National-Zeitung: Immer wieder taucht in Ihrem Werk die Frage auf: Was wussten die Menschen damals, wie viel konnten sie wissen? Zum Beispiel durch die Lektüre von „Mein Kampf“.
Schultze-Rhonhof: Ganz erstaunlich ist in diesem Zusammenhang das Vorwort, das Professor Eberhard Jäckel 1968 zu der Neuauflage von Theodor Heuss’ Buch „Hitlers Weg“ von 1931 geschrieben hat. Heuss’ Kritik an Hitler war ausgesprochen sachlich. Jäckel war sich der Problematik dieser Sachlichkeit bewusst und schrieb: „Seit dem September 1930 war Hitler nicht nur im Ton maßvoller. Auch in der Sache sprach er anders... Wer mochte ‚Mein Kampf’ und die früheren Reden wörtlich nehmen, nachdem Hitler das selbst desavouierte?“ Man hat Heuss zugute gehalten, was man jedem Deutschen zugute halten müsste. Man muss immer die Perspektive des Menschen von damals im Auge behalten, um die Zeit zu verstehen. Wenn wir die Vergangenheit mit unseren heutigen Maßstäben messen, ist das so, als ob man Cäsar vorwürfe, dass er keinen Laptop benutzt hat.
National-Zeitung: In „Mein Kampf“ kommt immerhin eine Denkweise zum Ausdruck, nach der sich der Stärkere und Rücksichtslosere durchsetzt. Das scheint eine Schlussfolgerung zu sein, die Hitler aus dem Ersten Weltkrieg zog, in dem ein Mann wie Ministerpräsident Clemenceau, genannt „der Tiger“, durch unbarmherzige Politik zum „Vater des Sieges“ wurde.
Schultze-Rhonhof: Das Weltkriegserlebnis hat Hitler sicherlich mit zu dem gemacht, der er war. Der Darwinismus war ja vorherrschende Denkungsart auch in England und in Frankreich. Aber so zu denken und so zu handeln, ist zweierlei. Wenn ich zum Beispiel feststelle, dass „Frechheit siegt“, was im Leben oft der Fall ist, heißt das noch lange nicht, dass ich dann auch frech bin.
National-Zeitung: Nun hat Hitler aber in vielem auch so gehandelt.
Schultze-Rhonhof: Man geht heute meist davon aus, Hitler habe den Krieg nach einem früh entworfenen „Langzeitplan“ geführt.
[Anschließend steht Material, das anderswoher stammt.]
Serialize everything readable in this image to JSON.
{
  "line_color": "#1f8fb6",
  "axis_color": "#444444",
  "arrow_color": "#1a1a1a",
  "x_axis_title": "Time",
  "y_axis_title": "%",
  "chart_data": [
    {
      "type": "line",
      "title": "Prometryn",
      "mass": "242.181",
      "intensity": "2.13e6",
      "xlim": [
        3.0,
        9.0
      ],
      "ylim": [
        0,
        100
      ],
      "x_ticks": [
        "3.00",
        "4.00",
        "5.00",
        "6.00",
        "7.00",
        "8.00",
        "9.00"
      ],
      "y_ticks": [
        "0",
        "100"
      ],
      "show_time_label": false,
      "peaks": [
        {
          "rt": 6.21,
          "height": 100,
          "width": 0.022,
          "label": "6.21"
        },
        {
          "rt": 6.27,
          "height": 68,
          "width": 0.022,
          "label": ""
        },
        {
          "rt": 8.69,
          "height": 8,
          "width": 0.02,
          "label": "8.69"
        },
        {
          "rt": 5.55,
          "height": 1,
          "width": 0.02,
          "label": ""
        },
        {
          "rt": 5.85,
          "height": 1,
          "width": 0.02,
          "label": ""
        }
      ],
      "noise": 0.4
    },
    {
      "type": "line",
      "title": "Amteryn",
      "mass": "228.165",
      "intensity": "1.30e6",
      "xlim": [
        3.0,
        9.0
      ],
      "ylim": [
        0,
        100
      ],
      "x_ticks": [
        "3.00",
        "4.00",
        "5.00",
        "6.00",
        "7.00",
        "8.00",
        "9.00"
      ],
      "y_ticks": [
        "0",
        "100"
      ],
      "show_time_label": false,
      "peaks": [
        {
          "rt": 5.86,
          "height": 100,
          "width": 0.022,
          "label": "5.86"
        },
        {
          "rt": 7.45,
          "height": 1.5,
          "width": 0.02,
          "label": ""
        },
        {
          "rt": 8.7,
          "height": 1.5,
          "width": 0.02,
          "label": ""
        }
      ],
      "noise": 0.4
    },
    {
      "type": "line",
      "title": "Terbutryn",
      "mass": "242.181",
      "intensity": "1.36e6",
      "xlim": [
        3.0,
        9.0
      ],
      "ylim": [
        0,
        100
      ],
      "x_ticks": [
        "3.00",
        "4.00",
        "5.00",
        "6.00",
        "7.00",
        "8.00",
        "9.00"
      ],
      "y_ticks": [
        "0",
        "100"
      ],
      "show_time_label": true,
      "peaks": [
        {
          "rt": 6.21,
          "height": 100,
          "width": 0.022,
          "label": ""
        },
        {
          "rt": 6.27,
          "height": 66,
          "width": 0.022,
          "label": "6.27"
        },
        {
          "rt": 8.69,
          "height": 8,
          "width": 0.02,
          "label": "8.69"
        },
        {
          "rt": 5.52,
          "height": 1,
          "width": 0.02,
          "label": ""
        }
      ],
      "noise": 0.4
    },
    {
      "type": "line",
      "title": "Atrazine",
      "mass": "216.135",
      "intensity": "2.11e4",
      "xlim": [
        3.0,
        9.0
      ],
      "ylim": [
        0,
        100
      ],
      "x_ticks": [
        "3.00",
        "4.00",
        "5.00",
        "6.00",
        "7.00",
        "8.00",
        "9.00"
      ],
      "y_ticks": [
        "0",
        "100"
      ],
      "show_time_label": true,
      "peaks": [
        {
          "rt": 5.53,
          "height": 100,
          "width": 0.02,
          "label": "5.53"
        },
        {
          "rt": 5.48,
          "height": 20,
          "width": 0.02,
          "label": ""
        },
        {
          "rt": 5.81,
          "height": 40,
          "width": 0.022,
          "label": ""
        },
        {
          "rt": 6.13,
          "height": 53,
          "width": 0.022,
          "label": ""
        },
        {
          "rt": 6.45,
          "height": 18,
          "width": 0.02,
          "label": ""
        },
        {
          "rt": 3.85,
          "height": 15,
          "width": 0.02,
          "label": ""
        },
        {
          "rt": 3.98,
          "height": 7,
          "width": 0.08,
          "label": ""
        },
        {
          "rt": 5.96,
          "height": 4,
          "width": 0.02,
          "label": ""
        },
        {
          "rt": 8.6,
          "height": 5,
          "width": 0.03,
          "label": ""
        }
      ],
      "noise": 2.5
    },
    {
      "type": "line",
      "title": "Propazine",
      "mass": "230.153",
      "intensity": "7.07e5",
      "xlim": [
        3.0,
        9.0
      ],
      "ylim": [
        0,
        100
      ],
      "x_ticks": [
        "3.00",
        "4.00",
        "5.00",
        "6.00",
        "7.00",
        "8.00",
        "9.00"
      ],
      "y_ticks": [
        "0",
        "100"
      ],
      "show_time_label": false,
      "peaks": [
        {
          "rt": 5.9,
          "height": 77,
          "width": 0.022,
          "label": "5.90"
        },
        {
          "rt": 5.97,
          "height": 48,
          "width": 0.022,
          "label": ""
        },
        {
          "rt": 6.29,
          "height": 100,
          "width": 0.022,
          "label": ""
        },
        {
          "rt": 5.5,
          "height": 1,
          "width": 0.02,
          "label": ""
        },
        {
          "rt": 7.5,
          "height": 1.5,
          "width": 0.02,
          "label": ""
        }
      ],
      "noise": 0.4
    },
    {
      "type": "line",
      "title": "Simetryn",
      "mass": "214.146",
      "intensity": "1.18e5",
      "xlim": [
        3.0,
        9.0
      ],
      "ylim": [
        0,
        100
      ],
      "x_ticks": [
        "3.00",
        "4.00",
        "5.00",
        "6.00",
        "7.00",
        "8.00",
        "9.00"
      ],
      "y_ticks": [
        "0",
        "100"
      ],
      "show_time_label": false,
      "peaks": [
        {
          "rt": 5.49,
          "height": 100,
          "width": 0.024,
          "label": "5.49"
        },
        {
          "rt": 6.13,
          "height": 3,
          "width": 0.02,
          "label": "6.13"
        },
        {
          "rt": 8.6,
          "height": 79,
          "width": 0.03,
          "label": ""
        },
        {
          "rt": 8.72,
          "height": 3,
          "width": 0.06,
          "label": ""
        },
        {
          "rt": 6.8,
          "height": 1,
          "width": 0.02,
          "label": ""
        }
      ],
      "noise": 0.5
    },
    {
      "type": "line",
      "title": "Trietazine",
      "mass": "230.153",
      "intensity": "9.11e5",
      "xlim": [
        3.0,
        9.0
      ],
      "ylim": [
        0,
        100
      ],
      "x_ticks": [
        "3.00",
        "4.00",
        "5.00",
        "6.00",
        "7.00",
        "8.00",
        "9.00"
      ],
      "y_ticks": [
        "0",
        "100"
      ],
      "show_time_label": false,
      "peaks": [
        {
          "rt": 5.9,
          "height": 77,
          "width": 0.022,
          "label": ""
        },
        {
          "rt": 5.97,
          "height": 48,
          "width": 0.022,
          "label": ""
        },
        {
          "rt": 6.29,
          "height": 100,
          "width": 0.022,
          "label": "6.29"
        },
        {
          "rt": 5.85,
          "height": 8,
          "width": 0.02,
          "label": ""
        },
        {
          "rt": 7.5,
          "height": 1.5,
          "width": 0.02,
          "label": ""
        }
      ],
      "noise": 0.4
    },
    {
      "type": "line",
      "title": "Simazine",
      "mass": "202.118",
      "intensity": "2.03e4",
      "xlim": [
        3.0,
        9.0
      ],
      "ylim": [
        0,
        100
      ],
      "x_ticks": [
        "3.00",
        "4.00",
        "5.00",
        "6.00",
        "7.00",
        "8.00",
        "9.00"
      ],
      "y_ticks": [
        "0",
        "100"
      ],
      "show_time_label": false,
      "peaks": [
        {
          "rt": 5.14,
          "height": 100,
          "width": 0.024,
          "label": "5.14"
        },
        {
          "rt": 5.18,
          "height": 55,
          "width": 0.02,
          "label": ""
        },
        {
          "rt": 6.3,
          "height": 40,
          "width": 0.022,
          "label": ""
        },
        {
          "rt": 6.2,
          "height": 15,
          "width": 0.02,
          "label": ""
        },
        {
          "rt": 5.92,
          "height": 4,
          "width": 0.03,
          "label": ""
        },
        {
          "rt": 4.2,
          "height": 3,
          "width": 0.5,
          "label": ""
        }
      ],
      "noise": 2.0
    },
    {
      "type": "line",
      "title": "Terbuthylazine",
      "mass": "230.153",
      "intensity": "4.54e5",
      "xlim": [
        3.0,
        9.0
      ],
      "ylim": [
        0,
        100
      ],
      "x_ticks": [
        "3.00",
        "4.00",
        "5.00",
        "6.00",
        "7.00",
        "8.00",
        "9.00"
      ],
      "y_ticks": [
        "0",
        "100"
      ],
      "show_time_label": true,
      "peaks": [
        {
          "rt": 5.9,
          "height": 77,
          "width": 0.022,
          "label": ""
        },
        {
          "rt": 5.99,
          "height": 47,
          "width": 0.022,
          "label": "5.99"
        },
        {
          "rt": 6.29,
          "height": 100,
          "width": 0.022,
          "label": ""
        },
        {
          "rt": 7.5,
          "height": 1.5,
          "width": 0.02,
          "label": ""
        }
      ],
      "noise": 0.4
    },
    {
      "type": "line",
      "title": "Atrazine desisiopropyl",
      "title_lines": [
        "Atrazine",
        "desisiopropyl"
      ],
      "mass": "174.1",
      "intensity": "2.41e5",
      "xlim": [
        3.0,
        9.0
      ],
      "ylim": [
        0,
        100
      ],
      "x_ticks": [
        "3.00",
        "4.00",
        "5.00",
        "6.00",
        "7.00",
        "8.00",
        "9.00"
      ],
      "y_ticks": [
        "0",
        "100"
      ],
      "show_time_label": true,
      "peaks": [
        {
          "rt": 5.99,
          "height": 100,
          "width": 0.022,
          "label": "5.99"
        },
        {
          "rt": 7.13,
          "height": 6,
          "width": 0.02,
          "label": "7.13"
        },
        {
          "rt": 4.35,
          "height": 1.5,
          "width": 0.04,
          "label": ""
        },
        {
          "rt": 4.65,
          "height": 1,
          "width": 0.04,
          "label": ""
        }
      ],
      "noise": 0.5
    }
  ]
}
Er habe zum Beispiel als 34-Jähriger in „Mein Kampf“ seine Lebensraumpolitik dargestellt und später entsprechend gehandelt. Das bezeichne ich als deduktive Betrachtungsweise. Man entwirft ein Gesamtbild und in das müssen sich dann alle Details einfügen. Wenn Tatsachen in dieses Bild nicht passen, werden sie von der heutigen Zeitgeschichtsschreibung unterschlagen. Ich bin induktiv vorgegangen und habe mir aus den Details das Gesamtbild erarbeitet. Ich habe viele, viele Einzelheiten gefunden, von denen ich feststellte: sie passen nicht in das vorgegebene Bild. Zu der Annahme, dass Hitler Kolonien in der Sowjetunion anstrebte, passt beispielsweise nicht, dass er die Wehrmacht nicht für einen Ostfeldzug hatte ausrüsten lassen. Man verfügte weder über Fernbomber noch über Winterausrüstung. Dazu passt auch nicht, dass Hitler immer wieder versuchte, um den Polenfeldzug herumzukommen. Er hat den Angriff dreimal verschieben lassen, immer mit der Begründung, er brauche noch Zeit zum Verhandeln. Als er in Polen eingerückt war, wusste er offensichtlich nicht – das geht aus Gesprächen hervor –, was er nach dem Krieg mit Polen machen soll. Als Polen erobert war, bot er an, dass Deutschland sich wieder aus Polen zurückzieht. Vorher schon war ihm beim Auseinanderfallen der Tschechoslowakei im März 1938 die Schutzherrschaft über die ehemals habsburgische Karpatho-Ukraine angetragen worden. Wenn er wirklich die Ukraine hätte haben wollen, hätte er sagen können: Da habe ich meinen Nukleus, damit fange ich an. Aber er sagte Nein zu diesem Angebot. Nach dem Polenfeldzug und vor dem Russlandfeldzug ließ er in Übereinstimmung mit den Sowjets die Deutschen aus der Ukraine und aus den baltischen Staaten nach Westen, in den Warthegau, umsiedeln. Es gibt eine Reihe von Punkten, die nicht in das Gesamtbild von einem Hitler passen, der seinen Eroberungsplänen in Bezug auf die Ukraine konsequent gefolgt ist. Ich denke, zu einem richtigen Hitler-Bild gehören auch diese Widersprüche.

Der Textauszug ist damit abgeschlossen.